Why Age When You Can Sage?

This expert offers what she calls the three keys to ‘sage-ing’


Sage-ing

Credit: JDS Malacky | Flickr

When I worked as a professor of business management, my mentor, Elmer Burack, once told me, “The world is full of baby boomers who will be leaving their careers. Once boomers leave the workplace, they won’t know what to do with themselves. You can help them figure it out.”
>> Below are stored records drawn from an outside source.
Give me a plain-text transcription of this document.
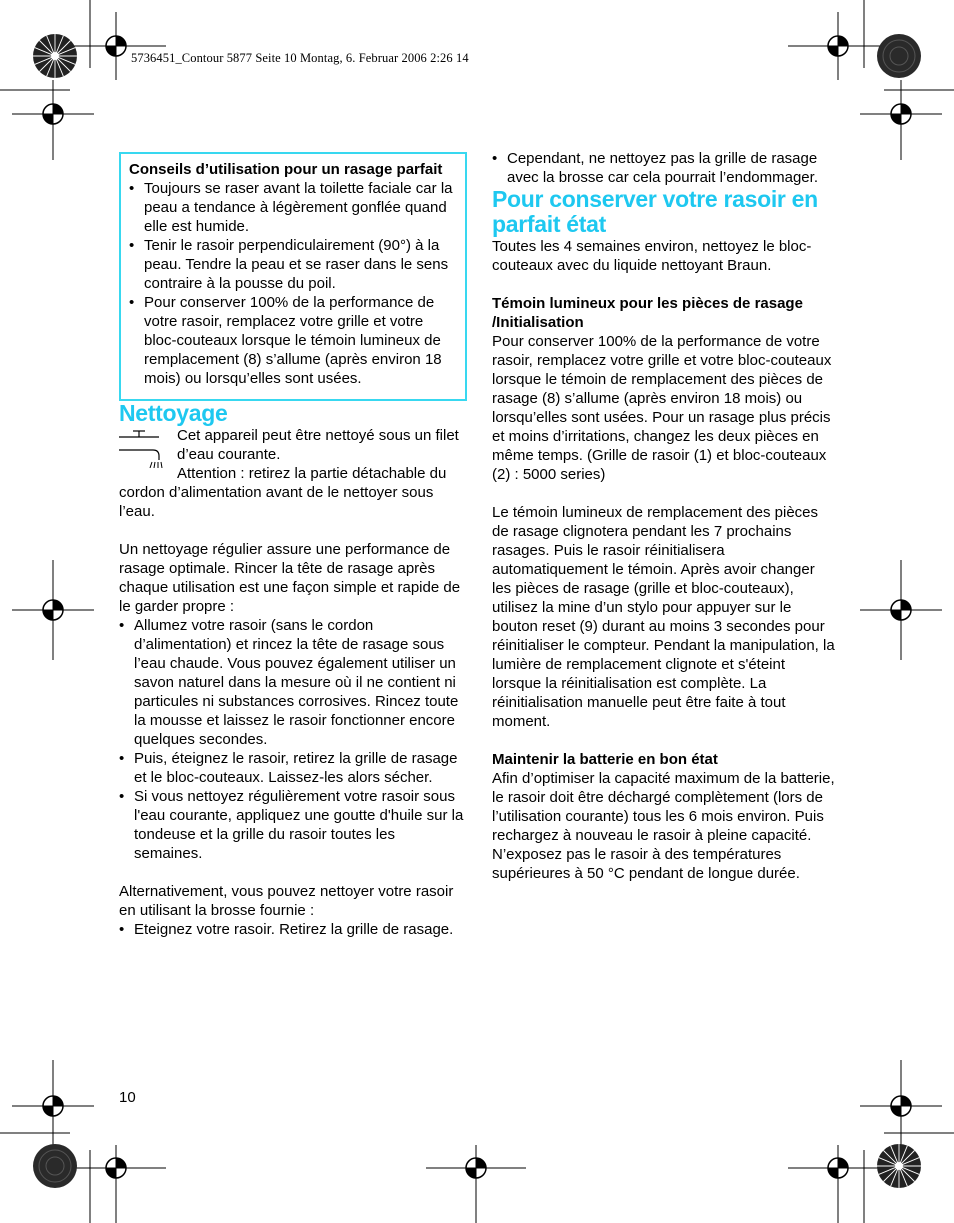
5736451_Contour 5877 Seite 10 Montag, 6. Februar 2006 2:26 14
Conseils d’utilisation pour un rasage parfait
• Toujours se raser avant la toilette faciale car la peau a tendance à légèrement gonflée quand elle est humide.
• Tenir le rasoir perpendiculairement (90°) à la peau. Tendre la peau et se raser dans le sens contraire à la pousse du poil.
• Pour conserver 100% de la performance de votre rasoir, remplacez votre grille et votre bloc-couteaux lorsque le témoin lumineux de remplacement (8) s’allume (après environ 18 mois) ou lorsqu’elles sont usées.
Nettoyage

Cet appareil peut être nettoyé sous un filet d’eau courante.

Attention : retirez la partie détachable du cordon d’alimentation avant de le nettoyer sous l’eau.

Un nettoyage régulier assure une performance de rasage optimale. Rincer la tête de rasage après chaque utilisation est une façon simple et rapide de le garder propre :

• Allumez votre rasoir (sans le cordon d’alimentation) et rincez la tête de rasage sous l’eau chaude. Vous pouvez également utiliser un savon naturel dans la mesure où il ne contient ni particules ni substances corrosives. Rincez toute la mousse et laissez le rasoir fonctionner encore quelques secondes.
• Puis, éteignez le rasoir, retirez la grille de rasage et le bloc-couteaux. Laissez-les alors sécher.
• Si vous nettoyez régulièrement votre rasoir sous l'eau courante, appliquez une goutte d'huile sur la tondeuse et la grille du rasoir toutes les semaines.

Alternativement, vous pouvez nettoyer votre rasoir en utilisant la brosse fournie :

• Eteignez votre rasoir. Retirez la grille de rasage.
10
• Cependant, ne nettoyez pas la grille de rasage avec la brosse car cela pourrait l’endommager.
Pour conserver votre rasoir en parfait état

Toutes les 4 semaines environ, nettoyez le bloc-couteaux avec du liquide nettoyant Braun.

Témoin lumineux pour les pièces de rasage /Initialisation

Pour conserver 100% de la performance de votre rasoir, remplacez votre grille et votre bloc-couteaux lorsque le témoin de remplacement des pièces de rasage (8) s’allume (après environ 18 mois) ou lorsqu’elles sont usées. Pour un rasage plus précis et moins d’irritations, changez les deux pièces en même temps. (Grille de rasoir (1) et bloc-couteaux (2) : 5000 series)

Le témoin lumineux de remplacement des pièces de rasage clignotera pendant les 7 prochains rasages. Puis le rasoir réinitialisera automatiquement le témoin. Après avoir changer les pièces de rasage (grille et bloc-couteaux), utilisez la mine d’un stylo pour appuyer sur le bouton reset (9) durant au moins 3 secondes pour réinitialiser le compteur. Pendant la manipulation, la lumière de remplacement clignote et s'éteint lorsque la réinitialisation est complète. La réinitialisation manuelle peut être faite à tout moment.

Maintenir la batterie en bon état

Afin d’optimiser la capacité maximum de la batterie, le rasoir doit être déchargé complètement (lors de l’utilisation courante) tous les 6 mois environ. Puis rechargez à nouveau le rasoir à pleine capacité. N’exposez pas le rasoir à des températures supérieures à 50 °C pendant de longue durée.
Elmer sent me the book From Age-ing to Sage-ing:  A Revolutionary Approach to Growing Older by Zalman Schachter-Shalomi and Ronald S. Miller. Reading it changed my life. Now I blog about “sage-ing” © (becoming an elder) and have a monthly podcast titled Becoming a Sage where I interview thought leaders in the field of positive aging. Because of my involvement in Sage-ing International, I read and watch everything with my “sage-ing lens.” I’ve concluded: Why age when you can sage?

In my workshops, I ask participants to picture someone who is aging and to describe the characteristics. They will shout: bitter, regret, denial, withdrawn, not interested in doing much. Then I ask them to envision someone who is sage-ing and to identify the differences. For a sage, people will say: wise, kind, generous, relevant, engaged.

Everyone says they would prefer to spend time with a Sage.

First Key to Become a Sage: Live Life With Meaning and Purpose

To become a Sage, one of the key components is living life with meaning and purpose. Research shows that people who have a reason for getting up in the morning live longer and healthier lives than those who don’t. (In the Blue Zone of Okinawa, Japan, this is called ikigai.)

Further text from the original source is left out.